Pour le Premier ministre, l’élection présidentielle de mai est cruciale, car elle peut lui donner les pleins pouvoirs en Pologne — ce dont il a bénéficié pendant la majeure partie de son précédent mandat de Premier ministre, lorsque Bronisław Komorowski (Plateforme civique) était président entre 2010 et 2015.
Depuis que la coalition dirigée par Donald Tusk est arrivée à la tête de l’exécutif il y a un an, le président Andrzej Duda, qui a souvent été accusé de favoriser le PiS, s’est opposé à des politiques gouvernementales clés, notamment celles visant à restaurer l’indépendance du système judiciaire du pays. Il a opposé son veto à des lois ou les a renvoyées au tribunal constitutionnel — dominé par le parti d’opposition.
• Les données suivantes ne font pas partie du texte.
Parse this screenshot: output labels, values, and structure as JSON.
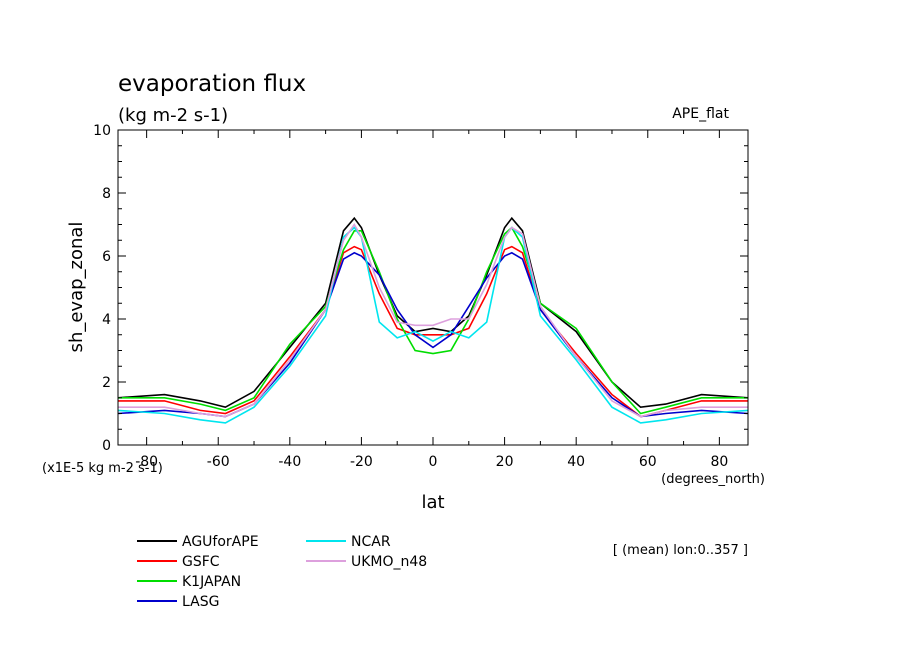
{
  "chart_data": {
    "type": "line",
    "title": "evaporation flux",
    "subtitle": "(kg m-2 s-1)",
    "experiment": "APE_flat",
    "xlabel": "lat",
    "x_units": "(degrees_north)",
    "ylabel": "sh_evap_zonal",
    "y_scale_note": "(x1E-5 kg m-2 s-1)",
    "mean_note": "[ (mean) lon:0..357 ]",
    "xlim": [
      -88,
      88
    ],
    "ylim": [
      0,
      10
    ],
    "x_ticks": [
      -80,
      -60,
      -40,
      -20,
      0,
      20,
      40,
      60,
      80
    ],
    "x_tick_labels": [
      "-80",
      "-60",
      "-40",
      "-20",
      "0",
      "20",
      "40",
      "60",
      "80"
    ],
    "y_ticks": [
      0,
      2,
      4,
      6,
      8,
      10
    ],
    "y_tick_labels": [
      "0",
      "2",
      "4",
      "6",
      "8",
      "10"
    ],
    "grid": false,
    "legend_position": "bottom-left",
    "series": [
      {
        "name": "AGUforAPE",
        "color": "#000000",
        "x": [
          -88,
          -75,
          -65,
          -58,
          -50,
          -40,
          -30,
          -25,
          -22,
          -20,
          -15,
          -10,
          -5,
          0,
          5,
          10,
          15,
          20,
          22,
          25,
          30,
          40,
          50,
          58,
          65,
          75,
          88
        ],
        "y": [
          1.5,
          1.6,
          1.4,
          1.2,
          1.7,
          3.1,
          4.5,
          6.8,
          7.2,
          6.9,
          5.4,
          4.1,
          3.6,
          3.7,
          3.6,
          4.1,
          5.4,
          6.9,
          7.2,
          6.8,
          4.5,
          3.6,
          2.0,
          1.2,
          1.3,
          1.6,
          1.5
        ]
      },
      {
        "name": "GSFC",
        "color": "#ff0000",
        "x": [
          -88,
          -75,
          -65,
          -58,
          -50,
          -40,
          -30,
          -25,
          -22,
          -20,
          -15,
          -10,
          -5,
          0,
          5,
          10,
          15,
          20,
          22,
          25,
          30,
          40,
          50,
          58,
          65,
          75,
          88
        ],
        "y": [
          1.4,
          1.4,
          1.1,
          1.0,
          1.4,
          2.8,
          4.3,
          6.1,
          6.3,
          6.2,
          4.8,
          3.7,
          3.5,
          3.5,
          3.5,
          3.7,
          4.8,
          6.2,
          6.3,
          6.1,
          4.3,
          2.9,
          1.6,
          0.9,
          1.1,
          1.4,
          1.4
        ]
      },
      {
        "name": "K1JAPAN",
        "color": "#00dd00",
        "x": [
          -88,
          -75,
          -65,
          -58,
          -50,
          -40,
          -30,
          -25,
          -22,
          -20,
          -15,
          -10,
          -5,
          0,
          5,
          10,
          15,
          20,
          22,
          25,
          30,
          40,
          50,
          58,
          65,
          75,
          88
        ],
        "y": [
          1.5,
          1.5,
          1.3,
          1.1,
          1.5,
          3.2,
          4.4,
          6.2,
          6.8,
          6.8,
          5.5,
          4.0,
          3.0,
          2.9,
          3.0,
          4.0,
          5.5,
          6.7,
          6.9,
          6.3,
          4.5,
          3.7,
          2.0,
          1.0,
          1.2,
          1.5,
          1.5
        ]
      },
      {
        "name": "LASG",
        "color": "#0000cc",
        "x": [
          -88,
          -75,
          -65,
          -58,
          -50,
          -40,
          -30,
          -25,
          -22,
          -20,
          -15,
          -10,
          -5,
          0,
          5,
          10,
          15,
          20,
          22,
          25,
          30,
          40,
          50,
          58,
          65,
          75,
          88
        ],
        "y": [
          1.0,
          1.1,
          1.0,
          0.9,
          1.3,
          2.6,
          4.3,
          5.9,
          6.1,
          6.0,
          5.4,
          4.3,
          3.5,
          3.1,
          3.5,
          4.4,
          5.3,
          6.0,
          6.1,
          5.9,
          4.3,
          2.8,
          1.5,
          0.9,
          1.0,
          1.1,
          1.0
        ]
      },
      {
        "name": "NCAR",
        "color": "#00e5ee",
        "x": [
          -88,
          -75,
          -65,
          -58,
          -50,
          -40,
          -30,
          -25,
          -22,
          -20,
          -15,
          -10,
          -5,
          0,
          5,
          10,
          15,
          20,
          22,
          25,
          30,
          40,
          50,
          58,
          65,
          75,
          88
        ],
        "y": [
          1.1,
          1.0,
          0.8,
          0.7,
          1.2,
          2.5,
          4.1,
          6.6,
          6.9,
          6.6,
          3.9,
          3.4,
          3.6,
          3.3,
          3.6,
          3.4,
          3.9,
          6.6,
          6.9,
          6.6,
          4.1,
          2.7,
          1.2,
          0.7,
          0.8,
          1.0,
          1.1
        ]
      },
      {
        "name": "UKMO_n48",
        "color": "#dda0dd",
        "x": [
          -88,
          -75,
          -65,
          -58,
          -50,
          -40,
          -30,
          -25,
          -22,
          -20,
          -15,
          -10,
          -5,
          0,
          5,
          10,
          15,
          20,
          22,
          25,
          30,
          40,
          50,
          58,
          65,
          75,
          88
        ],
        "y": [
          1.2,
          1.2,
          1.0,
          0.9,
          1.3,
          2.7,
          4.3,
          6.5,
          7.0,
          6.6,
          5.0,
          3.9,
          3.8,
          3.8,
          4.0,
          4.0,
          5.1,
          6.6,
          6.9,
          6.7,
          4.4,
          2.8,
          1.4,
          0.9,
          1.1,
          1.2,
          1.2
        ]
      }
    ]
  }
}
Un président du camp politique de Donald Tusk pourrait donc faciliter l’approbation de ce type de politiques.
Le scrutin est également important pour le PiS, qui défend son dernier bastion, à savoir la présidence du pays, face au camp de Donald Tusk.
Une victoire de Karol Nawrock — bien que peu probable — prouverait non seulement que le parti est toujours capable de gagner, mais préparerait également le terrain pour sa lutte en vue de reprendre le pouvoir en Pologne lors des élections générales de 2027.
« L’élection de 2025 serait la plus importante pour la Pologne depuis la chute du communisme en 1989 », a affirmé Mirosław Oczkoś.
Selon l’expert, le scrutin présidentiel décidera de l’avenir des deux principaux poids lourds politiques du pays : Donald Tusk et le président du parti Droit et Justice, Jarosław Kaczyński, dont les partis ont dominé la scène politique polonaise au cours des deux dernières décennies.
Cependant, malgré les sondages actuels, « personne ne devrait supposer que ces élections sont gagnées d’avance », avertit l’expert, qui souligne que Karol Nawrocki a encore une chance de l’emporter.